Originally Posted by Jimmy_W
Find the solutions to $\bigtriangledown^2 u = 0$in two and three dimensions subject to the following boundary conditions

(a) $u(x) = u_0$ for $||x|| = a$ and $u = u_1$ for $||x|| = b$

(b) $u(x) = u_0$ for $||x|| = a$ and $\bigtriangledown u \cdot n = k$ for $||x|| = b$

Note that the boundary conditions do not depend on $\theta$or $\phi$ (in 3D)

I'm having trouble understanding exactly what the initial conditions are saying here.

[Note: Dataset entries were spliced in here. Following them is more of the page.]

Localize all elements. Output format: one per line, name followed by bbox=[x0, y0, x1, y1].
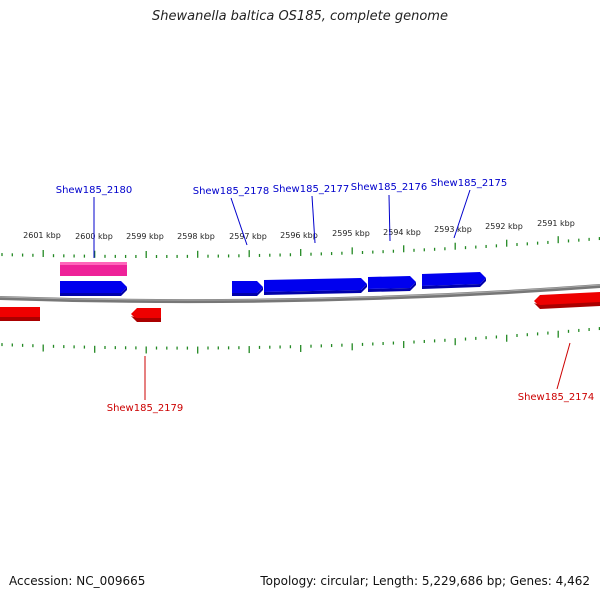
forward-gene-arrow[interactable] bbox=[60, 281, 127, 296]
genome-backbone-highlight bbox=[0, 284, 600, 301]
map-title: Shewanella baltica OS185, complete genom… bbox=[152, 9, 448, 24]
gene-label[interactable]: Shew185_2178 bbox=[193, 186, 270, 197]
gene-label[interactable]: Shew185_2174 bbox=[518, 392, 595, 403]
gene-label[interactable]: Shew185_2180 bbox=[56, 185, 133, 196]
reverse-gene-arrow[interactable] bbox=[0, 307, 40, 321]
forward-gene-arrow[interactable] bbox=[422, 272, 486, 289]
forward-gene-arrow[interactable] bbox=[368, 276, 416, 292]
gene-label[interactable]: Shew185_2176 bbox=[351, 182, 428, 193]
inner-tick-ring bbox=[1, 327, 600, 354]
scale-label: 2599 kbp bbox=[126, 232, 164, 241]
scale-labels: 2601 kbp 2600 kbp 2599 kbp 2598 kbp 2597… bbox=[23, 219, 575, 241]
scale-label: 2594 kbp bbox=[383, 228, 421, 237]
gene-label[interactable]: Shew185_2179 bbox=[107, 403, 184, 414]
scale-label: 2601 kbp bbox=[23, 231, 61, 240]
scale-label: 2592 kbp bbox=[485, 222, 523, 231]
scale-label: 2596 kbp bbox=[280, 231, 318, 240]
scale-label: 2595 kbp bbox=[332, 229, 370, 238]
scale-label: 2597 kbp bbox=[229, 232, 267, 241]
genome-backbone bbox=[0, 284, 600, 304]
forward-label-leaders bbox=[93, 189, 471, 258]
genome-summary-text: Topology: circular; Length: 5,229,686 bp… bbox=[260, 574, 590, 588]
reverse-gene-arrow[interactable] bbox=[131, 308, 161, 322]
reverse-label-leaders bbox=[144, 342, 571, 400]
forward-gene-arrow[interactable] bbox=[264, 278, 367, 295]
rna-feature[interactable] bbox=[60, 262, 127, 276]
reverse-gene-arrow[interactable] bbox=[534, 292, 600, 309]
accession-text: Accession: NC_009665 bbox=[9, 574, 146, 588]
scale-label: 2591 kbp bbox=[537, 219, 575, 228]
outer-tick-ring bbox=[1, 236, 600, 258]
scale-label: 2593 kbp bbox=[434, 225, 472, 234]
gene-label[interactable]: Shew185_2175 bbox=[431, 178, 508, 189]
scale-label: 2598 kbp bbox=[177, 232, 215, 241]
gene-label[interactable]: Shew185_2177 bbox=[273, 184, 350, 195]
forward-gene-arrow[interactable] bbox=[232, 281, 263, 296]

If I had to solve this PDE with conditions (another question I have):

$u(0,y) = 0$

$u(1,y) = 0$

$u(x,0) = 1$

$u(x,1) = 1$

I would do it as follows:

Assume $u(x,y) = X(x)Y(x)$:

$\frac{\partial^2}{\partial x^2} (X(x)Y(y)) + \frac{\partial^2}{\partial y^2}(X(x)Y(y)) = 0$

$X''(x)Y(y) + X(x) Y''(y) = 0$

$- \frac{X''(x)}{X(x)} = \frac{Y''(y)}{Y(y)} = k^2$

So

$X''(x) = -k^2 X(x)$ and $Y''(y) = k^2 Y(y)$

Solving these,

$X(x) = C_1 \cos(kx) + C_2 \sin(kx)$ and $Y(y) = C_3 e^{ky} + C_4 e^{-ky}$

and $u(x,y) = X(x) Y(y)$ so

$u(x,y) = C_1 \cos(kx) + C_2 \sin(kx)) (C_3 e^{ky} + C_4 e^{-ky})$ .........(Eqn 1)

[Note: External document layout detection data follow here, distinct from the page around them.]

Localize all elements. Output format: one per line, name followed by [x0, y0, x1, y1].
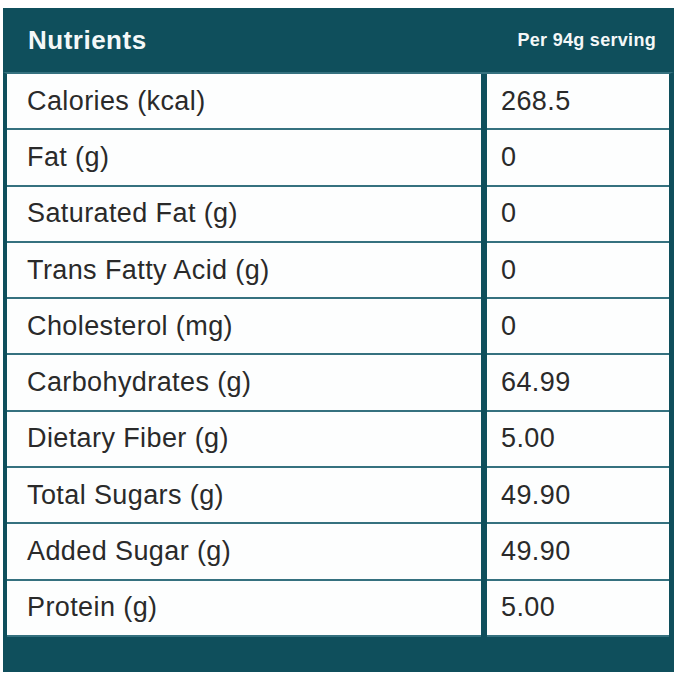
table-row: Saturated Fat (g)0 [7, 187, 669, 243]
nutrient-value-cell: 49.90 [487, 524, 669, 580]
table-header: Nutrients Per 94g serving [3, 8, 674, 72]
table-row: Trans Fatty Acid (g)0 [7, 243, 669, 299]
nutrient-name-cell: Dietary Fiber (g) [7, 412, 481, 468]
serving-size-label: Per 94g serving [517, 30, 656, 51]
nutrient-name-cell: Saturated Fat (g) [7, 187, 481, 243]
nutrients-table: Nutrients Per 94g serving Calories (kcal… [3, 8, 674, 672]
nutrient-name-cell: Calories (kcal) [7, 74, 481, 130]
nutrient-name-cell: Total Sugars (g) [7, 468, 481, 524]
nutrient-value-cell: 0 [487, 130, 669, 186]
table-row: Calories (kcal)268.5 [7, 74, 669, 130]
table-row: Added Sugar (g)49.90 [7, 524, 669, 580]
nutrient-name-cell: Added Sugar (g) [7, 524, 481, 580]
table-row: Cholesterol (mg)0 [7, 299, 669, 355]
table-row: Total Sugars (g)49.90 [7, 468, 669, 524]
nutrient-value-cell: 49.90 [487, 468, 669, 524]
table-row: Fat (g)0 [7, 130, 669, 186]
nutrient-value-cell: 268.5 [487, 74, 669, 130]
nutrient-name-cell: Carbohydrates (g) [7, 355, 481, 411]
nutrient-value-cell: 5.00 [487, 412, 669, 468]
nutrition-label-page: Nutrients Per 94g serving Calories (kcal… [0, 0, 679, 680]
table-body: Calories (kcal)268.5Fat (g)0Saturated Fa… [3, 72, 674, 637]
nutrient-name-cell: Fat (g) [7, 130, 481, 186]
nutrient-name-cell: Trans Fatty Acid (g) [7, 243, 481, 299]
table-row: Protein (g)5.00 [7, 581, 669, 637]
table-title: Nutrients [28, 25, 147, 56]
nutrient-value-cell: 0 [487, 243, 669, 299]
table-footer-band [3, 637, 674, 672]
nutrient-value-cell: 0 [487, 187, 669, 243]
table-row: Carbohydrates (g)64.99 [7, 355, 669, 411]
nutrient-name-cell: Protein (g) [7, 581, 481, 637]
table-row: Dietary Fiber (g)5.00 [7, 412, 669, 468]
nutrient-value-cell: 5.00 [487, 581, 669, 637]
nutrient-name-cell: Cholesterol (mg) [7, 299, 481, 355]
nutrient-value-cell: 64.99 [487, 355, 669, 411]
nutrient-value-cell: 0 [487, 299, 669, 355]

Then applying all conditions and skipping a few steps the solution is

$\displaystyle u(x,y) = \sum_{n=1}^{\infty} 2 \frac{1 - (-1)^n}{n \pi (e^{n \pi} - e^{-n \pi})} \sin (n \pi x) (e^{n \pi y} - e^{-n \pi y})$

But I'm getting confused with the initial conditions here, and how to go from Eqn (1) onwards with the intitial conditions onwards i.e.

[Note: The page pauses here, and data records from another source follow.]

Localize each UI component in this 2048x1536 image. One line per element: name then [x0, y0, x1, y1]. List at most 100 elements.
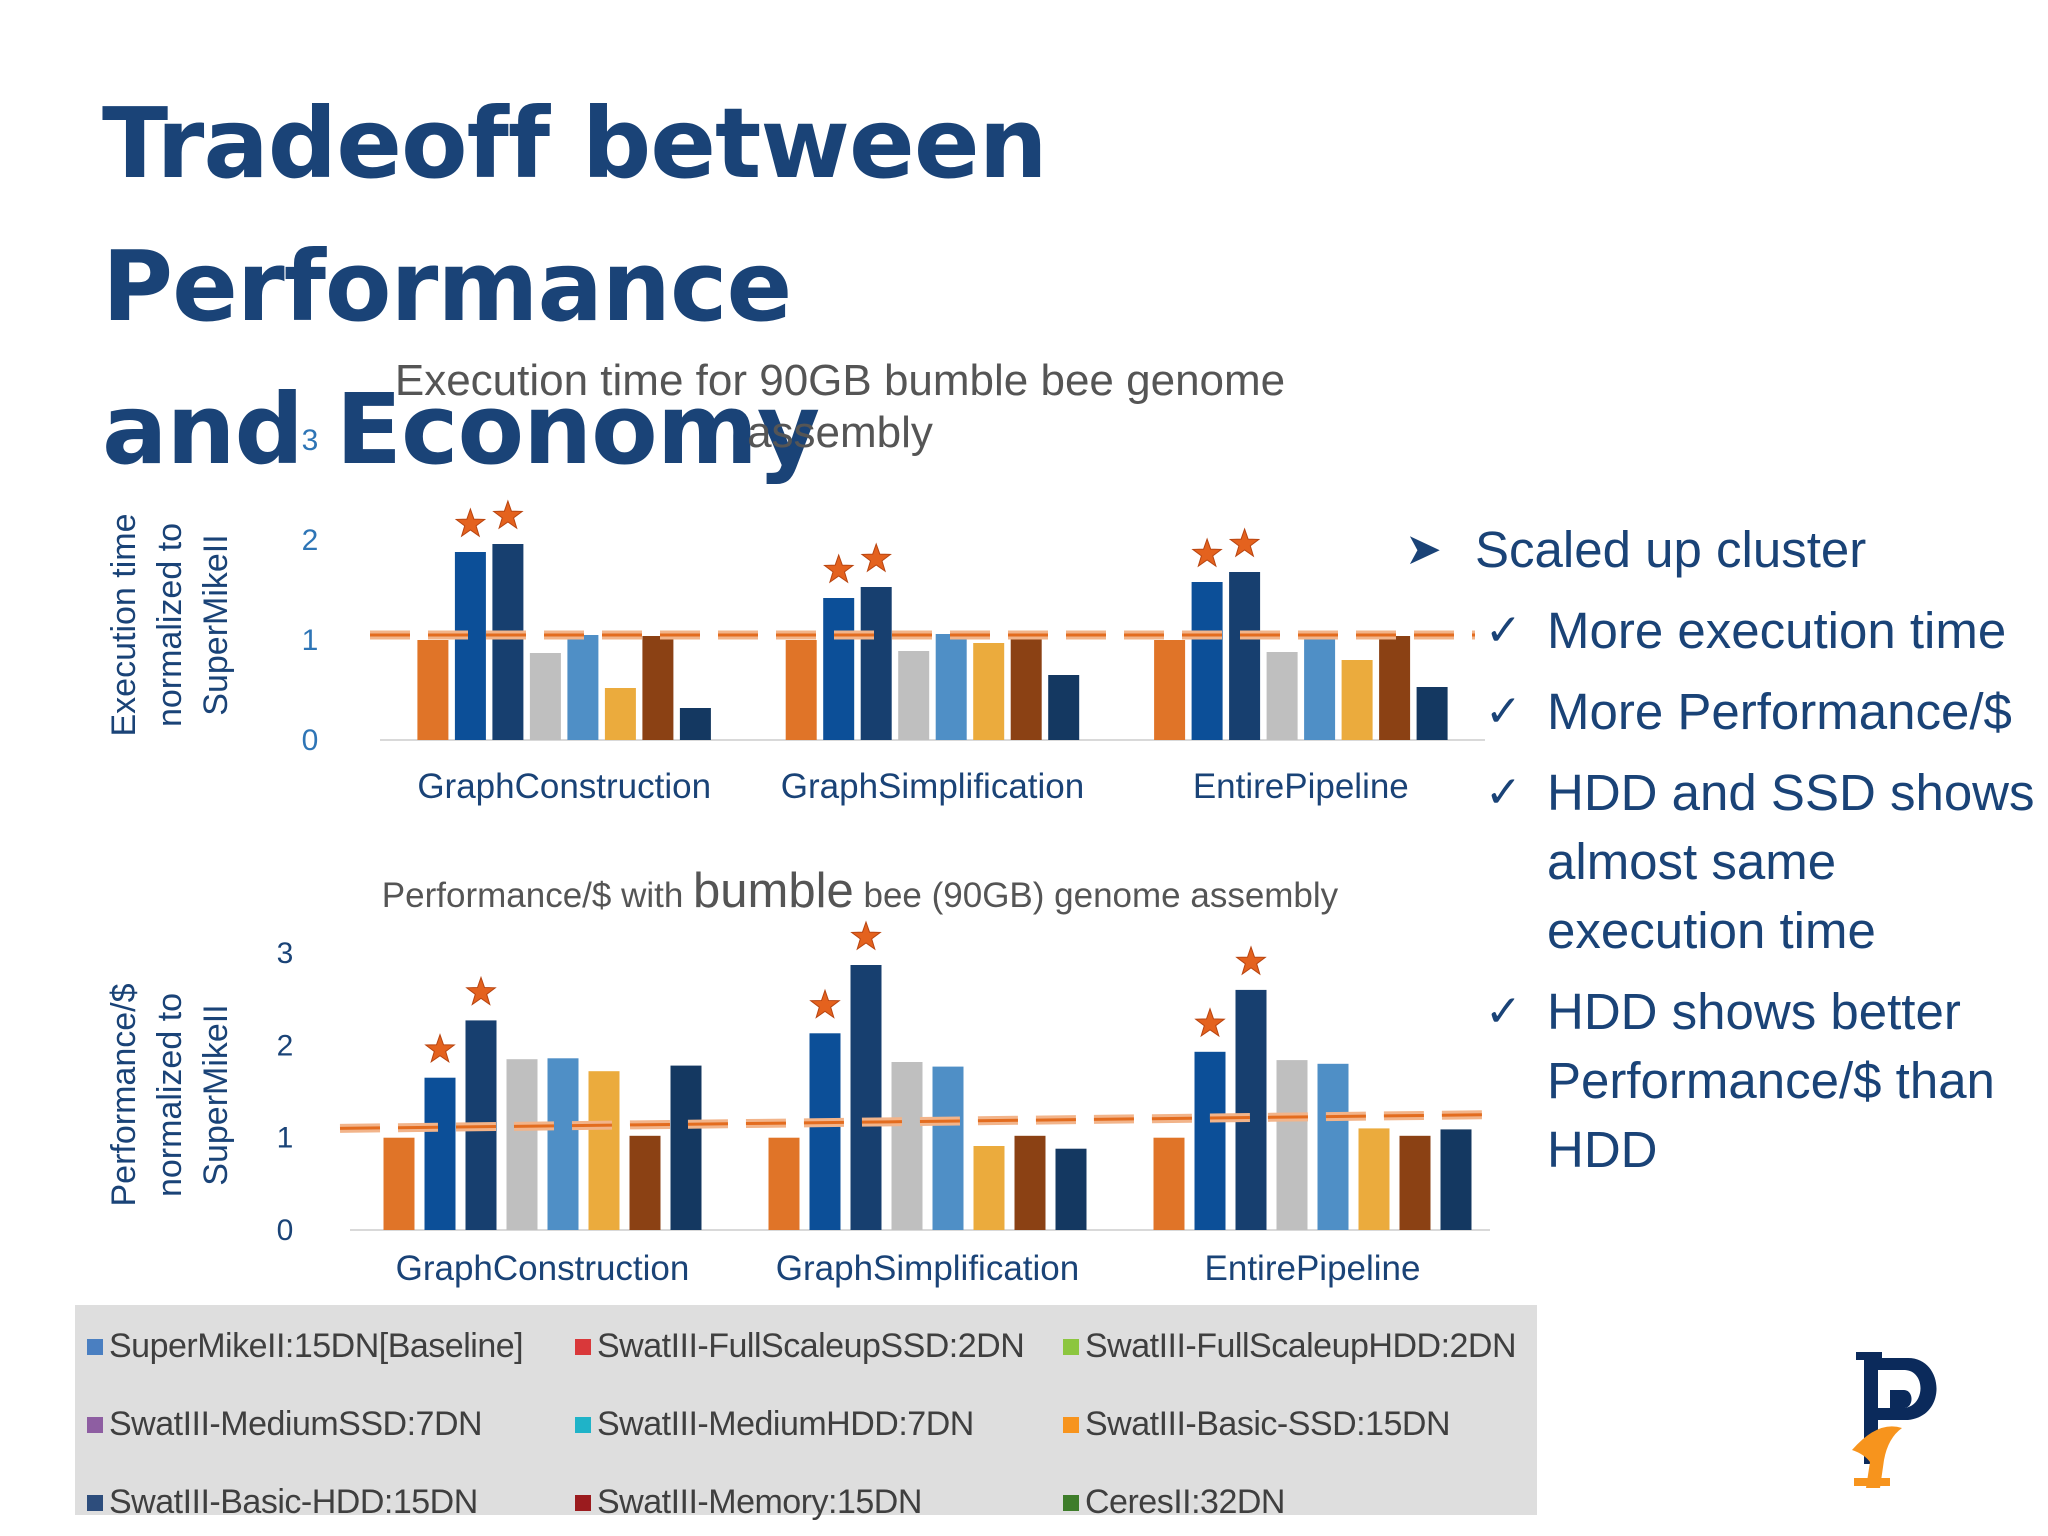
bar: [417, 640, 449, 740]
chart-legend: SuperMikeII:15DN[Baseline] SwatIII-FullS…: [75, 1305, 1537, 1521]
check-icon: ✓: [1485, 606, 1522, 655]
x-category-label: EntirePipeline: [1205, 1249, 1421, 1288]
check-icon: ✓: [1485, 987, 1522, 1036]
legend-swatch: [575, 1338, 591, 1355]
bar: [547, 1058, 579, 1230]
bullet-item-line: execution time: [1547, 902, 1876, 959]
bar: [1010, 637, 1042, 740]
x-category-label: EntirePipeline: [1193, 767, 1409, 806]
bar: [1014, 1135, 1046, 1230]
chart-title-part: bumble: [693, 864, 854, 918]
bar: [973, 1146, 1005, 1230]
x-category-label: GraphSimplification: [781, 767, 1084, 806]
star-marker-icon: [850, 920, 882, 951]
y-tick-label: 1: [277, 1122, 294, 1155]
legend-item: SwatIII-Memory:15DN: [575, 1483, 922, 1522]
bar: [567, 635, 599, 740]
legend-label: SwatIII-FullScaleupHDD:2DN: [1085, 1327, 1517, 1365]
y-tick-label: 3: [302, 424, 319, 457]
legend-swatch: [87, 1338, 103, 1355]
y-tick-label: 2: [277, 1029, 294, 1062]
bar: [1399, 1135, 1431, 1230]
bar: [1416, 687, 1448, 740]
star-marker-icon: [424, 1033, 456, 1064]
legend-swatch: [575, 1416, 591, 1433]
bullet-main-text: Scaled up cluster: [1475, 521, 1867, 578]
legend-label: SwatIII-Memory:15DN: [597, 1483, 922, 1521]
legend-item: SwatIII-Basic-SSD:15DN: [1063, 1405, 1451, 1444]
bar: [973, 643, 1005, 740]
bar: [1341, 660, 1373, 740]
legend-swatch: [87, 1494, 103, 1511]
bar: [1358, 1128, 1390, 1230]
bar: [1191, 582, 1223, 740]
check-icon: ✓: [1485, 687, 1522, 736]
bar: [850, 965, 882, 1230]
star-marker-icon: [1228, 527, 1261, 558]
bullet-item-line: HDD and SSD shows: [1547, 764, 2035, 821]
bar: [768, 1137, 800, 1230]
bar: [1235, 989, 1267, 1230]
bar: [529, 653, 561, 740]
legend-item: SwatIII-FullScaleupSSD:2DN: [575, 1327, 1025, 1366]
bar: [670, 1065, 702, 1230]
bullet-item-line: Performance/$ than: [1547, 1052, 1995, 1109]
bar: [588, 1071, 620, 1230]
bullet-list: ➤ Scaled up cluster ✓ More execution tim…: [1405, 515, 2045, 1196]
bar: [860, 587, 892, 740]
star-marker-icon: [454, 507, 487, 538]
y-axis-label: normalized to: [151, 523, 189, 727]
legend-label: SwatIII-Basic-HDD:15DN: [109, 1483, 478, 1521]
y-axis-label: SuperMikeII: [197, 1004, 235, 1185]
bar: [506, 1059, 538, 1230]
chart-title: Performance/$ with bumble bee (90GB) gen…: [382, 864, 1339, 918]
bullet-item-line: HDD: [1547, 1121, 1658, 1178]
bullet-main: ➤ Scaled up cluster: [1405, 515, 2045, 584]
y-tick-label: 1: [302, 624, 319, 657]
bullet-item-line: HDD shows better: [1547, 983, 1961, 1040]
x-category-label: GraphConstruction: [396, 1249, 690, 1288]
y-axis-label: SuperMikeII: [197, 534, 235, 715]
slide-title-line-1: Tradeoff between Performance: [102, 87, 1048, 343]
bar: [1055, 1148, 1087, 1230]
bullet-item: ✓ More execution time: [1405, 596, 2045, 665]
bullet-item-line: almost same: [1547, 833, 1837, 890]
star-marker-icon: [492, 499, 524, 530]
y-axis-label: normalized to: [151, 993, 189, 1197]
bar: [1317, 1063, 1349, 1230]
legend-item: CeresII:32DN: [1063, 1483, 1285, 1522]
bar: [1276, 1060, 1308, 1230]
legend-swatch: [575, 1494, 591, 1511]
execution-time-chart-svg: Execution time for 90GB bumble bee genom…: [105, 356, 1485, 806]
reference-line: [339, 1113, 1496, 1130]
bullet-item: ✓ More Performance/$: [1405, 677, 2045, 746]
legend-swatch: [87, 1416, 103, 1433]
bar: [1154, 640, 1186, 740]
legend-item: SwatIII-MediumHDD:7DN: [575, 1405, 974, 1444]
bullet-item: ✓ HDD and SSD shows almost same executio…: [1405, 758, 2045, 965]
slide-title-line-2: and Economy: [102, 373, 820, 486]
bar: [809, 1033, 841, 1230]
bar: [492, 544, 524, 740]
legend-label: CeresII:32DN: [1085, 1483, 1285, 1521]
bar: [679, 708, 711, 740]
star-marker-icon: [1194, 1007, 1226, 1038]
star-marker-icon: [823, 553, 855, 584]
bar: [1153, 1137, 1185, 1230]
slide-title: Tradeoff between Performance and Economy: [102, 72, 1702, 501]
execution-time-chart: Execution time for 90GB bumble bee genom…: [90, 350, 1490, 820]
star-marker-icon: [1235, 945, 1267, 976]
bar: [935, 634, 967, 740]
star-marker-icon: [1191, 537, 1223, 568]
y-tick-label: 2: [302, 524, 319, 557]
performance-per-dollar-chart: Performance/$ with bumble bee (90GB) gen…: [90, 860, 1505, 1315]
chart-title-part: bee (90GB) genome assembly: [854, 876, 1339, 915]
y-tick-label: 3: [277, 937, 294, 970]
legend-label: SwatIII-Basic-SSD:15DN: [1085, 1405, 1451, 1443]
legend-label: SwatIII-MediumSSD:7DN: [109, 1405, 483, 1443]
bar: [1266, 652, 1298, 740]
arrow-bullet-icon: ➤: [1405, 525, 1442, 574]
bullet-item-line: More Performance/$: [1547, 683, 2012, 740]
bar: [1048, 675, 1080, 740]
y-tick-label: 0: [277, 1214, 294, 1247]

(a) $u(x) = u_0$ for $||x|| = a$ and $u = u_1$ for $||x|| = b$

(b) $u(x) = u_0$ for $||x|| = a$ and $\bigtriangledown u \cdot n = k$ for $||x|| = b$

For the 3d case, I have

$\frac{\partial u}{\partial x^2} + \frac{\partial u}{\partial y^2} + \frac{\partial u}{\partial z^2} = 0$

Assume $u(x,y,z) = X(x)Y(y)Z(z)$

Then

$\frac{d^2 X(x)}{dx^2} Y(y)Z(z) + X(x) \frac{d^2 Y(y)}{dy^2} Z(z) + X(x)Y(x) \frac{d^2 Z(z)}{dz^2} = 0$

Dividing through

$\displaystyle \frac{1}{X(x)} \frac{d^2 X(x)}{dx^2} + \frac{1}{Y(y)} \frac{d^2 Y(y)}{dy^2} + \frac{1}{Z(z)} + \frac{d^2 Z(z)}{dz^2}$

Which results in 3 ODE's

$\frac{d^2 X(x)}{dx^2} - aX(x) = 0$

$\frac{d^2 Y(x)}{dy^2} - bY(y) = 0$

$\frac{d^2 Z(z)}{dz^2} + (a+b)Z(z) = 0$

which have solutions

$X(x) = C_1 e^{\pm \sqrt{a}x}$

$Y(x) = C_2 e^{\pm \sqrt{a}y}$

$Z(z) = C_3 e^{\pm i \sqrt{a+b}z}$

So, due to superposition,

$u(x,y,z) = C e^{\pm \sqrt{a}x} e^{\pm \sqrt{a}y} e^{\pm i \sqrt{a+b}z}$

which is all I have...I don't understand the form of the initial conditions.
• Oct 18th 2010, 05:16 AM
Jimmy_W
Quote:

Originally Posted by Danny
Since the boundary conditions are independent of $\theta$ or $\theta$ and $\phi$, I might suggest switching the PDEs into polar coordinates and looking for solution in terms of the radius only.

Here is my attempt for general solution in polar co-ordinates in 2d..

$\frac{\partial^2 u}{\partial r^2} + \frac{1}{r} \frac{\partial u}{\partial r} + \frac{1}{r^2} \frac{\partial^2 u}{\partial \theta^2} = 0$

Assume $u(r, \theta) = R(r)\Theta (\theta)$

Skipping some steps, I get

$R(r) = C_1 r^k + C_2 r^{-k}$

and

$\Theta(\theta) = C_3 \cos(k \theta) + C_4 \sin (k \theta)$

so

$u(r, \theta) = (C_1 r^k + C_2 r^{-k})(C_3 \cos(k \theta) + C_4 \sin (k \theta))$

I may be able to continue, but again, I'm having trouble interpreting the initial conditions (a) and (b).